Of all the lines of evidence presented by the NASA scientists, it was the magnetite grains that proved most provocative. They were embedded in the carbonate along with other iron-containing minerals in such an unusual arrangement that something out of the ordinary must have put them there -- could it have been alive?
"The shape of the magnetite grains is still rather distinctive," McKay said. "If it were found on Earth it would be a very strong biosignature."
Final Word?
For years McKay and his detractors argued about how distinctive the magnetite grains in ALH84001 are, and whether a non-biological process could have produced them. Certainly nobody had ever produced similar magnetite grains in the laboratory.
Then somebody did.

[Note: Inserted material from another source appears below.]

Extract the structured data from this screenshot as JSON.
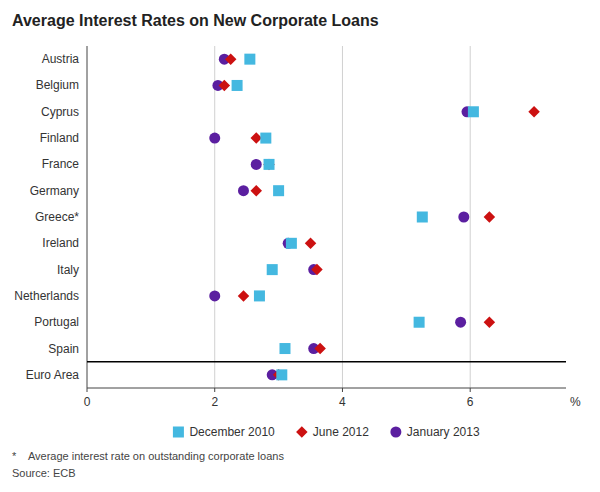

In 2001 a second team of NASA scientists, including McKay's brother Gordon and a consultant to the space agency named D.C. Golden, managed to cook up a batch of magnetite grains very similar to the ones in ALH84001. Golden and Gordon McKay were also able to incorporate the magnetite grains into balls of carbonate like the ones David McKay and his colleagues described in 1996.
"He got a little testy about the results we were getting," said Gordon McKay, whose office is down the hall from his brother's. "What we have shown is that it is possible to form these things inorganically."
What's more, their laboratory method simulated conditions ALH84001 is known to have experienced during its time on Mars.
Yet David McKay insists his brother's team has not accurately described the synthetic crystals' shape, and that they aren't sufficiently similar to the ones found in ALH84001. He also suggests that the purity of the magnetite crystals stems not from the lab process itself, but from using unrealistically pure raw materials as a starting point.
Most of the scientific community doesn't buy those arguments.
"Personally I don't understand why [Gordon McKay's and] Golden's work hasn't just been the final word on it," said Treiman, the Lunar and Planetary Institute geologist.
Now David McKay has added another meteorite to the mix. At a March scientific meeting he presented microscopic images of the Nakhla meteorite, another Martian specimen. The pictures resemble pits that terrestrial bacteria create as they literally eat the volcanic rock of the sea floor.
"When I first saw it I was really struck by the similarity," said marine geologist Fisk, who is a professor at Oregon State University.
So far the scientific community hasn't shown much interest in David McKay's analysis of the Nakhla meteorite, partly because it dates from a more recent period of Martian history when the planet was just as frigid and inhospitable to life as it is today. In fact all of the 30-some Martian meteorites now known to science, with the exception of ALH84001, are probably too young to have contained living organisms.
But new Martian meteorites turn up almost every year. Eventually, another 4.5 billion-year-old piece of the red planet is going to be discovered.
"Sooner or later we're going to get another old rock," said Massachusetts Institute of Technology geophysicist Benjamin Weiss.
When that happens, the talk about life on Mars will begin anew.